Siemer v Heron
[2011] NZSC 151
•7 December 2011
| IN THE SUPREME COURT OF NEW ZEALAND |
| SC 6/2011 [2011] NZSC 151 |
| BETWEEN VINCENT ROSS SIEMER |
| AND MICHAEL RICHARD HERON |
| AND RUSSELL MCVEAGH |
| AND FORCE 1 SECURITY |
| AND SIONE TANAKI |
| AND PIO SAMI |
| Court: Elias CJ, Blanchard, Tipping, McGrath and William Young JJ |
| Counsel: Applicant in Person |
| Judgment: 9 December 2011 |
JUDGMENT OF THE COURT (RECALL AND COSTS)
AThe application for recall of the judgment of the Court dated 8 November 2011 [2011] NZSC 133 is dismissed.
B Both applications for costs are dismissed.
REASONS
On 8 November 2011 the Court dismissed an appeal by Mr Siemer but reserved costs. The appeal concerned whether Mr Siemer had an appeal to the Court of Appeal as of right, or only by leave, against a decision of the High Court made in respect of an interlocutory issue (security for costs) in his appeal to the High Court against an order made in the trial Court (the District Court at Auckland). By majority, we determined that s 66 of the Judicature Act 1908 conferred an appeal as of right. So the argument for Mr Siemer on the point on which leave was granted was successful.
In their written submissions, and again in oral argument, however, the respondents had raised another procedural issue which, if not determined, would inevitably have needed to be resolved were the matter to be sent back to the Court of Appeal for further consideration. The factual material being fully before us, we therefore heard argument upon and addressed in our reasons that further issue. It was whether, before Mr Siemer had actually brought any appeal, his right to do so had ceased because by operation of s 74(2) of the District Courts Act 1947 the underlying appeal – that is, from the District Court to the High Court – was deemed abandoned. We concluded unanimously that the respondents were correct on this point: that no appeal to the Court of Appeal had validly been instituted. Accordingly we dismissed the appeal to this Court.
Mr Siemer now applies for recall of the judgment. Both parties are seeking costs.
Mr Siemer’s ground for recall is that because he succeeded in establishing that there was a right of appeal under s 66, the Court’s order of dismissal was not an accurate disposition of the appeal. But, as we have explained, the appeal was dismissed because the right to appeal to the Court of Appeal had not been validly exercised.

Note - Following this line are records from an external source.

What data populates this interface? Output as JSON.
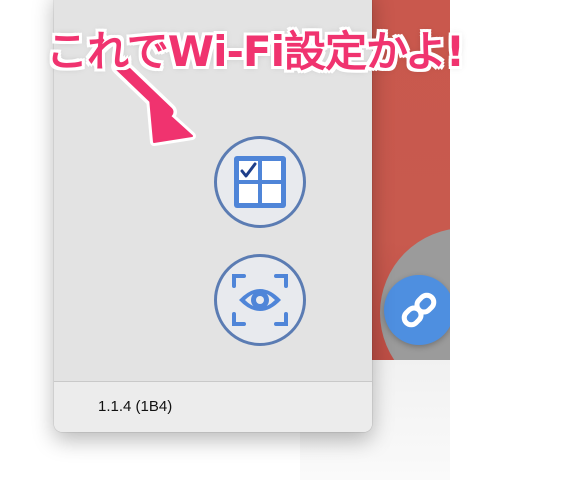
{
  "annotation": {
    "text": "これでWi-Fi設定かよ!"
  },
  "panel": {
    "version": "1.1.4 (1B4)",
    "buttons": [
      {
        "icon": "grid-check-icon"
      },
      {
        "icon": "eye-scan-icon"
      }
    ]
  },
  "background": {
    "badge_icon": "link-icon"
  },
  "colors": {
    "annotation": "#f0336f",
    "button_border": "#5b7cb3",
    "icon": "#4f85d8",
    "bg_window": "#c85a4e",
    "badge": "#4e8fe0"
  }
}
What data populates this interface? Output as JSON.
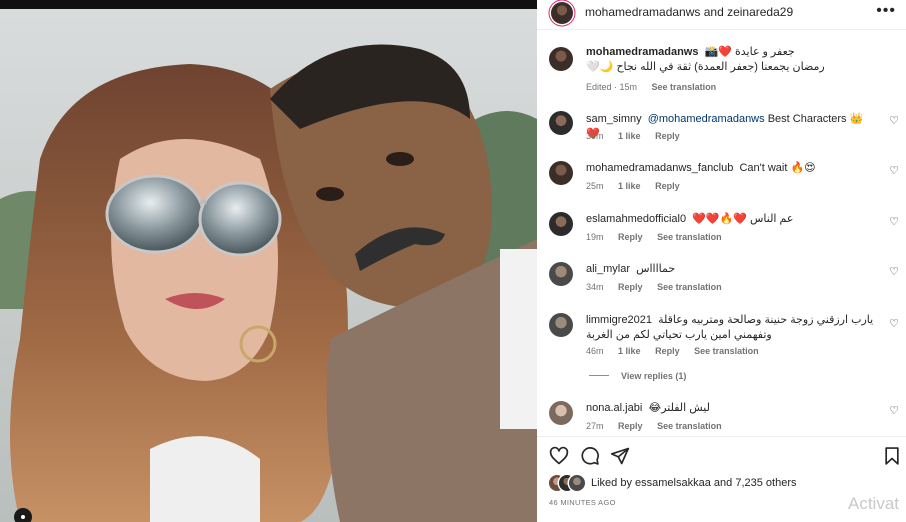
{
  "post": {
    "header_title": "mohamedramadanws and zeinareda29",
    "caption": {
      "username": "mohamedramadanws",
      "line1": "جعفر و عايدة ❤️📸",
      "line2": "رمضان يجمعنا (جعفر العمدة) ثقة في الله نجاح 🌙🤍",
      "edited": "Edited · 15m",
      "see_translation": "See translation"
    }
  },
  "comments": [
    {
      "username": "sam_simny",
      "mention": "@mohamedramadanws",
      "text": " Best Characters 👑 ❤️",
      "time": "39m",
      "likes": "1 like",
      "reply": "Reply",
      "translate": ""
    },
    {
      "username": "mohamedramadanws_fanclub",
      "mention": "",
      "text": "Can't wait 🔥😍",
      "time": "25m",
      "likes": "1 like",
      "reply": "Reply",
      "translate": ""
    },
    {
      "username": "eslamahmedofficial0",
      "mention": "",
      "text": "عم الناس ❤️🔥❤️❤️",
      "time": "19m",
      "likes": "",
      "reply": "Reply",
      "translate": "See translation"
    },
    {
      "username": "ali_mylar",
      "mention": "",
      "text": "حمااااس",
      "time": "34m",
      "likes": "",
      "reply": "Reply",
      "translate": "See translation"
    },
    {
      "username": "limmigre2021",
      "mention": "",
      "text": "يارب ارزقني زوجة حنينة وصالحة ومتربيه وعاقلة وتفهمني امين يارب تحياتي لكم من الغربة",
      "time": "46m",
      "likes": "1 like",
      "reply": "Reply",
      "translate": "See translation"
    },
    {
      "username": "nona.al.jabi",
      "mention": "",
      "text": "ليش الفلتر😂",
      "time": "27m",
      "likes": "",
      "reply": "Reply",
      "translate": "See translation"
    }
  ],
  "view_replies": "View replies (1)",
  "likes_line": {
    "prefix": "Liked by ",
    "user": "essamelsakkaa",
    "suffix": " and ",
    "others": "7,235 others"
  },
  "posted_ago": "46 MINUTES AGO",
  "watermark": "Activat",
  "icons": {
    "more": "more-horizontal-icon",
    "heart": "heart-outline-icon",
    "comment": "comment-bubble-icon",
    "share": "paper-plane-icon",
    "save": "bookmark-icon"
  },
  "colors": {
    "link_blue": "#00376b",
    "verified": "#0095f6",
    "meta_gray": "#737373"
  }
}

Following that conclusion, the Court’s order was inevitable.
As both parties had some success, costs and disbursements on the appeal to this Court should lie where they fall. Mr Siemer, additionally, faces the difficulty that a litigant in person is ordinarily not entitled to an award of costs.[1] The respondents, for their part, face the practical difficulty that Mr Siemer is an undischarged bankrupt.
[1]Re Collier (A Bankrupt) [1996] 2 NZLR 438 and Commissioner of Inland Revenue v Chesterfields Preschools Ltd (No 2) [2010] NZCA 400, (2010) 24 NZTC 24,500 at [162].
Neither party sought costs in respect of the present applications and they too must lie where they fall.